Outra das grandes apostas desta Semana de Design de Milão foram as colaborações criativas. Com mais de 420 eventos paralelos a tomarem conta da  cidade, as marcas tiveram de se esforçar e pensar fora da caixa para se destacarem durante o certame – que este ano levantou uma onda de interessantes colaborações.

A marca de design Corian, por exemplo, associou-se à revista de decoração de interiores Cabana para a instalação “Corian Cabana Club”, uma celebração multicultural do maximalismo. Na instalação, sete designers internacionais foram inspirados por uma cultura diferente e o resultado foi um conjunto de espaços autónomos que expôs a diversidade de padrões, cores, formas, detalhes e motivos globais.
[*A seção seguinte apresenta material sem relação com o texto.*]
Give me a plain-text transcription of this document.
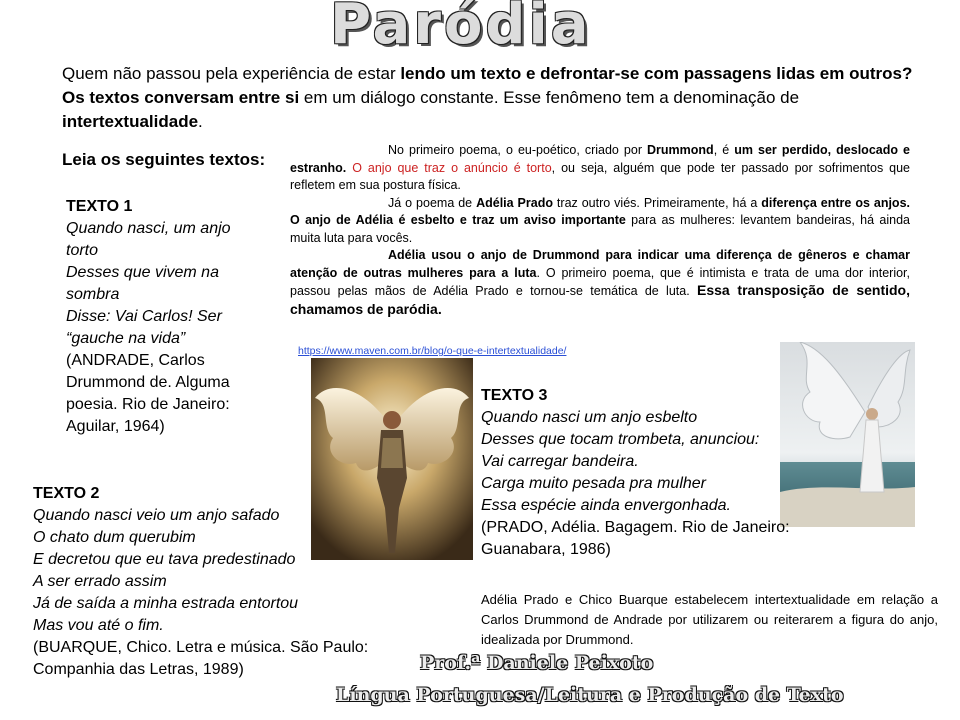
Paródia
Quem não passou pela experiência de estar lendo um texto e defrontar-se com passagens lidas em outros? Os textos conversam entre si em um diálogo constante. Esse fenômeno tem a denominação de intertextualidade.
Leia os seguintes textos:	No primeiro poema, o eu-poético, criado por Drummond, é um ser perdido, deslocado e estranho. O anjo que traz o anúncio é torto, ou seja, alguém que pode ter passado por sofrimentos que refletem em sua postura física.

Já o poema de Adélia Prado traz outro viés. Primeiramente, há a diferença entre os anjos. O anjo de Adélia é esbelto e traz um aviso importante para as mulheres: levantem bandeiras, há ainda muita luta para vocês.

Adélia usou o anjo de Drummond para indicar uma diferença de gêneros e chamar atenção de outras mulheres para a luta. O primeiro poema, que é intimista e trata de uma dor interior, passou pelas mãos de Adélia Prado e tornou-se temática de luta. Essa transposição de sentido, chamamos de paródia.

https://www.maven.com.br/blog/o-que-e-intertextualidade/
TEXTO 1
Quando nasci, um anjo torto
Desses que vivem na sombra
Disse: Vai Carlos! Ser “gauche na vida”
(ANDRADE, Carlos Drummond de. Alguma poesia. Rio de Janeiro: Aguilar, 1964)
TEXTO 2
Quando nasci veio um anjo safado
O chato dum querubim
E decretou que eu tava predestinado
A ser errado assim
Já de saída a minha estrada entortou
Mas vou até o fim.
(BUARQUE, Chico. Letra e música. São Paulo:
Companhia das Letras, 1989)
TEXTO 3
Quando nasci um anjo esbelto
Desses que tocam trombeta, anunciou:
Vai carregar bandeira.
Carga muito pesada pra mulher
Essa espécie ainda envergonhada.
(PRADO, Adélia. Bagagem. Rio de Janeiro:
Guanabara, 1986)
Adélia Prado e Chico Buarque estabelecem intertextualidade em relação a Carlos Drummond de Andrade por utilizarem ou reiterarem a figura do anjo, idealizada por Drummond.
Prof.ª Daniele Peixoto
Língua Portuguesa/Leitura e Produção de Texto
De um quarto mexicano a uma sala de estar russa, cada conjunto tinha uma abordagem diferente ao design, decoração e estilo de vida, com resultados intrigantes.

Já o espaço da marca Moooi apostou na conjugação de padrões têxteis, decoração, mobiliário e iluminação para diferentes áreas funcionais.

O milanês Dimore nunca dececiona e as referências dos anos 30 misturaram-se com os detalhes glamourosos da década de 1970 na instalação do estúdio durante o evento.

O Studiopepe, por seu lado, trouxe à vida um apartamento no bairro de Brera com “The Visit”, uma instalação que assumiu todos os espaços com «um jogo contínuo de ecos cromáticos e padronizados», enquanto Cristina Celestino introduziu uma abordagem refinada mas ainda assim ornamentada nos seus vários designs que cruzaram o certame: de azulejos a mesas e louças de vidro e metal, algumas referências históricas foram refrescadas em peças de textura, escala e cor.

Por último, mas não menos importante, “Sicily Is My Love”, a mais recente colaboração da Dolce & Gabbana com a Smeg, foi também apresentada na Semana de Design de Milão 2017. A fabricante de eletrónica e a casa de moda vão colocar no mercado, em outubro, uma gama de robots de cozinha carregados com uma decoração colorida que evoca os motivos sicilianos tradicionais. Máquina de sumos, torradeira, máquina de café, fervedor de água e batedeira – a coleção inclui tudo o que é necessário para equipar a cozinha.